Deserts : Facts and Types
- Deserts are large, dry and hot areas of land which receive little or no rainfall throughout the year. The vegetation is scanty due to the shortage of water. Deserts are covered with sand.
- Sand dunes are formed in deserts. Sand dunes are huge hills of sand formed by the winds.
- Deserts have extreme weather conditions, days could be very hot and nights very cold. This is because the sand absorbs heat fast during the day and gives off heat quickly at night.
- The main vegetation found in the deserts are the cacti and the baobab trees.
- The baobab tree can store nearly up to 1000 litres of water in its trunk which enables it to survive the harsh conditions.
There are two types of deserts – Hot Deserts and Cold Deserts.
- As the name suggests, hot deserts are vast areas of land that are covered with sand and dust. These areas receive little or no rainfall and are very dry.
- The animals found in the hot deserts are camels, snakes, lizards and rats.
- Thar Desert in India is a hot desert.
- The cold deserts are large areas of land covered with snow. These deserts receive little or no rainfall. They receive snowfall during the winters. Animals such as penguins, whales and fur seals survive in the cold deserts.

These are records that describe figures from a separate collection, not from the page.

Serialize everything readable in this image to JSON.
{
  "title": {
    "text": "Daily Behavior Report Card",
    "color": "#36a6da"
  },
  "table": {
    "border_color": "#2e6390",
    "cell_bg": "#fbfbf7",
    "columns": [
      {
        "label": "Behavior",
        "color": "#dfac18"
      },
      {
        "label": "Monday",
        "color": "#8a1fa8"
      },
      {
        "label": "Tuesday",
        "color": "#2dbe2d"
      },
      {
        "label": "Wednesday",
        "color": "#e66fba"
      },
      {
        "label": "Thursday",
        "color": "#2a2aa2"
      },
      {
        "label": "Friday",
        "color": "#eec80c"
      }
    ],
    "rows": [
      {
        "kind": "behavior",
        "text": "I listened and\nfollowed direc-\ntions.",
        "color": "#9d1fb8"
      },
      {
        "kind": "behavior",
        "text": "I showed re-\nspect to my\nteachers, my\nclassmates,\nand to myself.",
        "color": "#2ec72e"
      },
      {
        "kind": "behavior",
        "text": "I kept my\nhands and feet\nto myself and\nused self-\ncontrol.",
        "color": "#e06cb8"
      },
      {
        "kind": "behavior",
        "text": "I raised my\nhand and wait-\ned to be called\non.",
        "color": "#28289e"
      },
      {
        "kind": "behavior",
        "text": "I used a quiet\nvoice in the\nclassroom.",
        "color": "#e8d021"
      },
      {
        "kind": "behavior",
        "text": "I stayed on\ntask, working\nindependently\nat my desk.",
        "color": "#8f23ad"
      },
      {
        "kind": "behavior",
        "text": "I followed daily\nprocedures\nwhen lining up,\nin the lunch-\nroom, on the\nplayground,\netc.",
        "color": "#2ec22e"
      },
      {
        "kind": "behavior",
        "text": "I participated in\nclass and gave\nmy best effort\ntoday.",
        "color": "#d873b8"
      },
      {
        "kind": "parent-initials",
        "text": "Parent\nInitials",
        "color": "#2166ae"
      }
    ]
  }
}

- The Antarctica is the world’s biggest cold desert.
- Life in these cold deserts is impossible.
- There are some rocky deserts like the Gobi desert in Asia.
Some other Landforms
- A peninsula is a piece of land that is surrounded by water from three sides. For example the southern part of India is a peninsula as it is surrounded by the Arabian sea, Bay of Bengal and the Indian ocean and is joined to land on the fourth side.
- Another example is the State of Florida.
- A cape is a part of land extending in to a water body
- An isthmus is a narrow stretch of land which joins to large land masses.
- Example the Isthmus of Panama.
5 Interesting Facts
- Camels are called the ship of the desert as they carry people and their loads from one place to another.
- An oasis is a place in the desert where a pool of water is found, surrounded by trees.
- A huge mass of snow that suddenly breaks loose and crashes down a mountain is called an avalanche.
- Mountain animals have sharp hooves that help them climb mountains.
- The Deccan Plateau in India is good for growing cotton because of the black soil present.